Blizzard’s upcoming MMO project — known only by its codename ‘Titan’ — has been the subject of plenty of speculation and anticipation. Gamers may want to tamp down their anticipation, though, as it looks like we have one more hard fact to go on about the project today, and it’s not an encouraging one. According to VentureBeat, Blizzard has scrapped the all-star, 100-person-strong development team that was developing the game, reassigning more than 70 staff members to other projects while the remaining staff reboots ‘Titan’ from scratch.

The staff at Blizzard are known for playing their cards close to their vest on the progress of their games, and the company has been characteristically cagey about the upcoming MMO, refusing to name it publicly or set a release date, so everything we know comes from leaks and rumors (aka we don’t know anything, though we remain, like, super curious) that are about as reliable as leaks and rumors.

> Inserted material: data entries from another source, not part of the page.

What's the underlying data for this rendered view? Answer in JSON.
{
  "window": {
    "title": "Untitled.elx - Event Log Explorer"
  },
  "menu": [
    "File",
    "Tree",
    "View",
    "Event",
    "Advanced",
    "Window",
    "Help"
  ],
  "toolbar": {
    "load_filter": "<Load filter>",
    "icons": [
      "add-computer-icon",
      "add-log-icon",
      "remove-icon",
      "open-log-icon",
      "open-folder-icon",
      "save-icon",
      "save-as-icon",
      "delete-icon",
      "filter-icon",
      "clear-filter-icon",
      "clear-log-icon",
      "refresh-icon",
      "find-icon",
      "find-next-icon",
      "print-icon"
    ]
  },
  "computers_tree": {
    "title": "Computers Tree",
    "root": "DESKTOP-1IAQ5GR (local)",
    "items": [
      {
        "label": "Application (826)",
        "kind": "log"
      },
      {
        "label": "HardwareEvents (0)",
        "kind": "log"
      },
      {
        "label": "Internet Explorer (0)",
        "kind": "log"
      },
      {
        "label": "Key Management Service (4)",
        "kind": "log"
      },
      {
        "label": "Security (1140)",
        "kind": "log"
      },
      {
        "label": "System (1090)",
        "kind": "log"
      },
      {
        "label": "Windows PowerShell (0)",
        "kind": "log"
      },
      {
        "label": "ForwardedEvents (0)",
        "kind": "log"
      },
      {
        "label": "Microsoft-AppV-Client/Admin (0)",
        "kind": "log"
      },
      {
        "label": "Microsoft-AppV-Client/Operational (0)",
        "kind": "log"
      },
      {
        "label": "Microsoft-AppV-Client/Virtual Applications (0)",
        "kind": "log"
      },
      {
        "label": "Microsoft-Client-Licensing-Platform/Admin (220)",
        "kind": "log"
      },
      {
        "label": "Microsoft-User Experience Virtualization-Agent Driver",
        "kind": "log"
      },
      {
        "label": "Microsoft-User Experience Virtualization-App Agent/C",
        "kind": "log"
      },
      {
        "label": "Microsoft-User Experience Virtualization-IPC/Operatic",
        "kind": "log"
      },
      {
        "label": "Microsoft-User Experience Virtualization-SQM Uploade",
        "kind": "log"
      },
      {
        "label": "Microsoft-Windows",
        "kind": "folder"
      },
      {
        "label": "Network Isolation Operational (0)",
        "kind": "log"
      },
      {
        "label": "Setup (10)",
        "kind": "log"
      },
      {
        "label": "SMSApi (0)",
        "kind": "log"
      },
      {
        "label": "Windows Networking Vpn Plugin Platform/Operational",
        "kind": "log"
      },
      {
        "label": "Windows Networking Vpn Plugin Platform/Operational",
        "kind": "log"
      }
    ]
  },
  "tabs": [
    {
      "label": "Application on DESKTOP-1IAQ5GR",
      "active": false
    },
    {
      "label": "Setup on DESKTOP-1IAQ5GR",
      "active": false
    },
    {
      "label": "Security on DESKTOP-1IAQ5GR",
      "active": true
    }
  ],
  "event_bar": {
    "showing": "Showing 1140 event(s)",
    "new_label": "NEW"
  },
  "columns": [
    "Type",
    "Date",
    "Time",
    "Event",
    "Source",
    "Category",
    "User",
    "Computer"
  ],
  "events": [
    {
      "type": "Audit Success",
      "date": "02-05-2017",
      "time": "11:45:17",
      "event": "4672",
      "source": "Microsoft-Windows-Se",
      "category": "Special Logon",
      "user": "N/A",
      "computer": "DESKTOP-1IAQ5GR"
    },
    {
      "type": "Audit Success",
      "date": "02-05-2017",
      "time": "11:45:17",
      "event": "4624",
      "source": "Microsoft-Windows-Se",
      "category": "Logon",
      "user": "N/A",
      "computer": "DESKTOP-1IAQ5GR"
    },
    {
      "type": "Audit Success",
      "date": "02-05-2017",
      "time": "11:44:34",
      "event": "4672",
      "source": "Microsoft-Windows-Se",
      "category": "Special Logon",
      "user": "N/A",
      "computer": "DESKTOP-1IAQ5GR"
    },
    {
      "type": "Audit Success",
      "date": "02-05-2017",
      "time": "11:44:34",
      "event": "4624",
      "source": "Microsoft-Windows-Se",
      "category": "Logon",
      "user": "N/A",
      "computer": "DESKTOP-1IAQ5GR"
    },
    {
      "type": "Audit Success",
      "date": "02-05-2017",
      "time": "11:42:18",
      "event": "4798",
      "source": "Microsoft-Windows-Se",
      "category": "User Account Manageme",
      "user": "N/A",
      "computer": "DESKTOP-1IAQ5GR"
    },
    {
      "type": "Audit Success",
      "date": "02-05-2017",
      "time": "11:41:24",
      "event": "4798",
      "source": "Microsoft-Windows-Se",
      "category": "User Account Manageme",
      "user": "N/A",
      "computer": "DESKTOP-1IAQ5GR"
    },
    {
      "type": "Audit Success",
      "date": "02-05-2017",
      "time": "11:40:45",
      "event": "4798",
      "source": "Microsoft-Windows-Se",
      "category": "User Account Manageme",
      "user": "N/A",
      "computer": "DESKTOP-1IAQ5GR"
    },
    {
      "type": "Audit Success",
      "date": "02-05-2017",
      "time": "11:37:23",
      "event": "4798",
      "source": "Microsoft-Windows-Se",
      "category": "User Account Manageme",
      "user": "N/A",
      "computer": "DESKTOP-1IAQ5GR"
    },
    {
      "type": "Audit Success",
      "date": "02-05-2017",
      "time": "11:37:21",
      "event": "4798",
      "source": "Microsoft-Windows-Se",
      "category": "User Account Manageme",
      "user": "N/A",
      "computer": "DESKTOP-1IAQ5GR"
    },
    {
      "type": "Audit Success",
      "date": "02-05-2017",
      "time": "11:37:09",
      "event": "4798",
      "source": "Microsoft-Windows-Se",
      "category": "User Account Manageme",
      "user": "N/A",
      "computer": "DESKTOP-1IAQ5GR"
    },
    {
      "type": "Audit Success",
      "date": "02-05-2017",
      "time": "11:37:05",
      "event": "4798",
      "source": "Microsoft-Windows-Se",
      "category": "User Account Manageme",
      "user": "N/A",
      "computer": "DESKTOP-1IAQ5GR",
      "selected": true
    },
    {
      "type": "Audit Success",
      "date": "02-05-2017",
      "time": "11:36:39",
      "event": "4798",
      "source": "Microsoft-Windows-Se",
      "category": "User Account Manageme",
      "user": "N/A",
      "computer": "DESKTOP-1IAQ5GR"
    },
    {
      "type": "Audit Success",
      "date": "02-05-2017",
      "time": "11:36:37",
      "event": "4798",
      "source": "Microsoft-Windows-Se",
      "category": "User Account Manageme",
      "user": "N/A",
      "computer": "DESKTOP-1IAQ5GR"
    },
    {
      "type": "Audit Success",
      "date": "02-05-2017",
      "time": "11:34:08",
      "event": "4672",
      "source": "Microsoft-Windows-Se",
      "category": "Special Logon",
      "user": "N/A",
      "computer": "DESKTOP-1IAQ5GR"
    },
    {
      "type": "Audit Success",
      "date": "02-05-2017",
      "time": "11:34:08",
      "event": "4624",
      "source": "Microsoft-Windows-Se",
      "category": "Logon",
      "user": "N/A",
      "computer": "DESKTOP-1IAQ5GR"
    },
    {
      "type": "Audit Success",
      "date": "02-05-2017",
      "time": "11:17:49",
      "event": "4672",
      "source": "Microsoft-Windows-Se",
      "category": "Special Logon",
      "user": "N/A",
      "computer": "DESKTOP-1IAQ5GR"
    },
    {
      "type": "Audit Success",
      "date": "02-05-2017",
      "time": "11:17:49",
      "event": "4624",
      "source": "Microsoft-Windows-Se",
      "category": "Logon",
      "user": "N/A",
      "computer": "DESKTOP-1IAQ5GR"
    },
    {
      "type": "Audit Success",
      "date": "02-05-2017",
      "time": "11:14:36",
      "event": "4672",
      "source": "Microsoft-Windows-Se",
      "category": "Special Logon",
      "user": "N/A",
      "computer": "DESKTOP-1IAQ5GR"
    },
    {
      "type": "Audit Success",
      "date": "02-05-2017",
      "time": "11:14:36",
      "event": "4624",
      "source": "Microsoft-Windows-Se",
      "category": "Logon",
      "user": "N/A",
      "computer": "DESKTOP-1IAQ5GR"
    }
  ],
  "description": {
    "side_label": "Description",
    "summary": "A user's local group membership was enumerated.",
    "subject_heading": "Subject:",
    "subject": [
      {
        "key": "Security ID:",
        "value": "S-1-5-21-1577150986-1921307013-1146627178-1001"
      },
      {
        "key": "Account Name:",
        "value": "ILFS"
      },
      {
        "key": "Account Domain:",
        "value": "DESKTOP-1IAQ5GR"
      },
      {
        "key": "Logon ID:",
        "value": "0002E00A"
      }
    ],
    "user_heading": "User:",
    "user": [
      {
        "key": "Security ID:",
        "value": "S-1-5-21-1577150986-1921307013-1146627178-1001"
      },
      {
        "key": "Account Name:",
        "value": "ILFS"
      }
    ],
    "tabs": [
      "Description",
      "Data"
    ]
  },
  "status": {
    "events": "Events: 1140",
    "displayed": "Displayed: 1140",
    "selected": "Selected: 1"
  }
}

Of course, it’s not unheard of for a company to do a little unofficial information release to help manage expectations. And since plenty of folks were expecting to see fairly significant news about ‘Titan’ at BlizzCon this fall — which isn’t unfair, given how long the company has been toiling in obscurity of this one — this could be an early sign from the company not to count on seeing those screenshots many of us have been hoping for. In a statement to VentureBeat, Blizzard spokseperson Shon Damron said:

We’ve come to a point where we need to make some large design and technology changes to the game. We’re using this opportunity to shift some of our resources to assist with other projects while the core team adapts our technology and tools to accommodate these new changes. Note that we haven’t announced any dates for the MMO.

Translated from press person, that reads very simply: fans who have been waiting for news on the next bullet in Blizzard’s gun — which has been in development since at least 2011 — probably shouldn’t hold their breath.